UDP-glucose is een "hoge energie" -substantie. Het maakt het mogelijk om de glycosidebindingen te vormen tussen het glucoseresten en de toenemende polysaccharideketen. Ditzelfde energieprincipe is van toepassing op de reacties waar de UDP-Sugar deelneemt, zoals de biosynthese van disacchariden, oligosachariden en glycoproteïnen.

Uracil DNA glycosilasa

Er zijn DNA -laesies die spontaan optreden. Een van die laesies is de Sprontane.

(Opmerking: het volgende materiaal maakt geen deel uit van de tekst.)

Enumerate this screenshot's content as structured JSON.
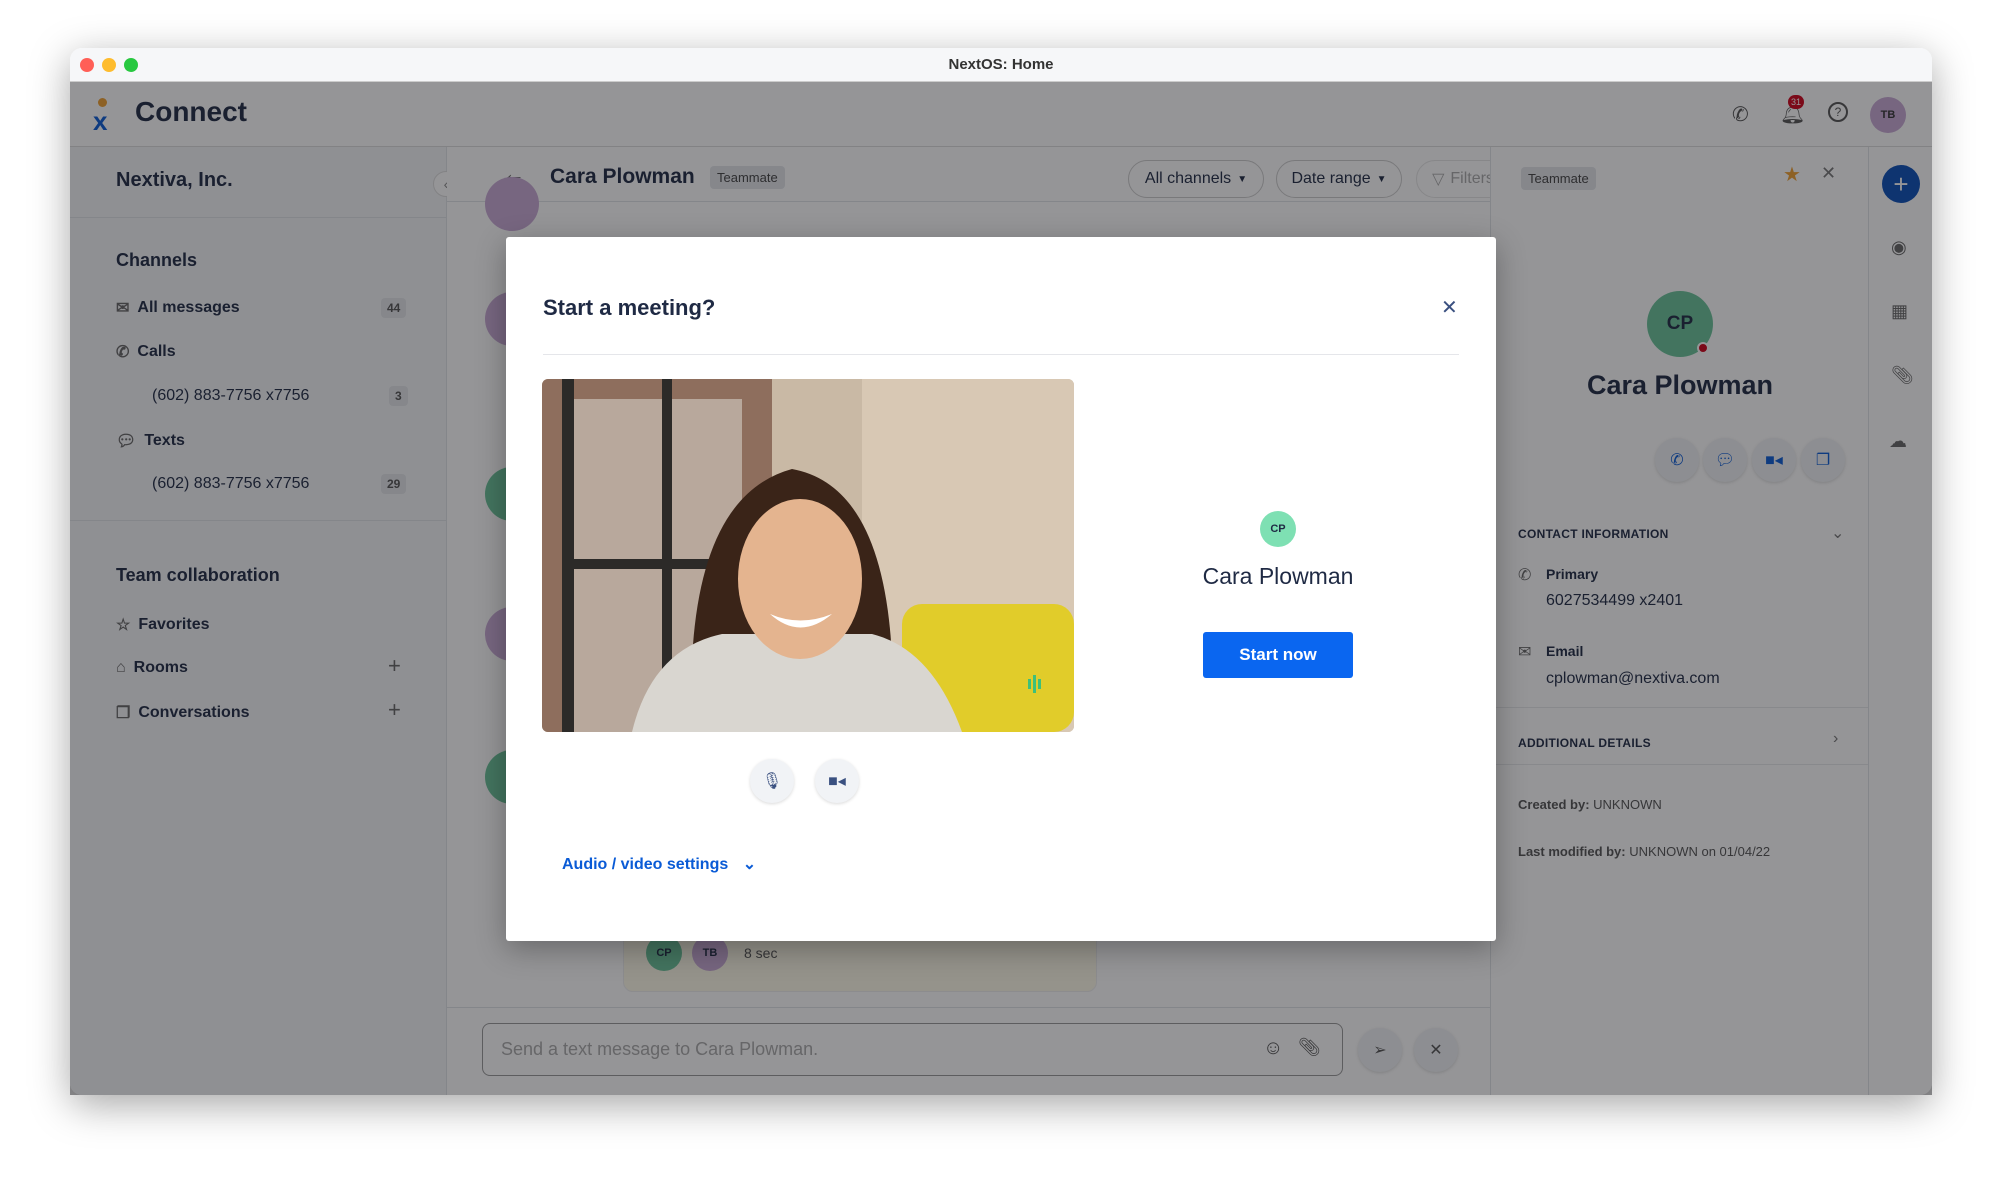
{
  "window": {
    "title": "NextOS: Home"
  },
  "header": {
    "app_name": "Connect",
    "notification_count": "31",
    "user_initials": "TB"
  },
  "sidebar": {
    "org": "Nextiva, Inc.",
    "channels_heading": "Channels",
    "channels": [
      {
        "label": "All messages",
        "count": "44",
        "icon": "inbox-icon"
      },
      {
        "label": "Calls",
        "icon": "phone-icon"
      },
      {
        "label": "(602) 883-7756 x7756",
        "count": "3"
      },
      {
        "label": "Texts",
        "icon": "chat-bubble-icon"
      },
      {
        "label": "(602) 883-7756 x7756",
        "count": "29"
      }
    ],
    "team_heading": "Team collaboration",
    "team": [
      {
        "label": "Favorites",
        "icon": "star-icon"
      },
      {
        "label": "Rooms",
        "icon": "building-icon"
      },
      {
        "label": "Conversations",
        "icon": "conversations-icon"
      }
    ]
  },
  "chat": {
    "contact_name": "Cara Plowman",
    "contact_badge": "Teammate",
    "filters": {
      "channels": "All channels",
      "date": "Date range",
      "filters": "Filters"
    },
    "bubble": {
      "avatars": [
        "CP",
        "TB"
      ],
      "duration": "8 sec"
    },
    "input_placeholder": "Send a text message to Cara Plowman."
  },
  "contact_panel": {
    "badge": "Teammate",
    "initials": "CP",
    "name": "Cara Plowman",
    "contact_heading": "CONTACT INFORMATION",
    "primary_label": "Primary",
    "primary_value": "6027534499 x2401",
    "email_label": "Email",
    "email_value": "cplowman@nextiva.com",
    "additional_heading": "ADDITIONAL DETAILS",
    "created_label": "Created by:",
    "created_value": "UNKNOWN",
    "modified_label": "Last modified by:",
    "modified_value": "UNKNOWN on 01/04/22"
  },
  "modal": {
    "title": "Start a meeting?",
    "participant_initials": "CP",
    "participant_name": "Cara Plowman",
    "start_label": "Start now",
    "settings_label": "Audio / video settings"
  },
  "colors": {
    "accent": "#0a5bd6",
    "avatar_cp": "#6bc49a",
    "avatar_tb": "#c8a9d6",
    "star": "#f0a030",
    "status_red": "#d0021b"
  }
}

In dit geval vindt de reparatie plaats vanwege de gemodificeerde DNA -basis door middel van een enzym genaamd Uracil DNA Glycosilasa.

De enzym uracil DNA glycosilasa elimineert de beschadigde cytokine (uracil) en produceert een deoxyribose-residu dat de stikstofbasis mist, AP-plaats genoemd (apurine-apirimidinische plaats)).

Vervolgens maakt het endonuclease AP-enzym een ​​snede in het fosfodiester-skelet van de AP-plaats, waardoor het suiker-fosfaatresidu wordt geëlimineerd. DNA -polymerase I herstelt de beschadigde streng.

Referenties

  1. Bohinski, r. 1991. Biochemie. Addison-Wesley IberoAmericana, Wilmington, Delaware.
  2. Devlin, T.M. 20000000000000000000. Biochemie. Redactionele terugvordering, Barcelona.
  3. Lodish, h., Berk, een., Zipurski, s.L., Matsudaria, p., Baltimore, D., Darnell, J. 2003. Cellulaire en moleculaire biologie. Redactionele medica Panamericana, Buenos Aires, Bogotá, Caracas, Madrid, Mexico, Sāo Paulo.
  4. Nelson, D. L., Cox, m. M. 2008. Lehninger-Principles of Biochemistry. W.H. Freeman, New York.
  5. VOET, D. en Voet, j. 2004. Biochemie. John Wiley and Sons, VS.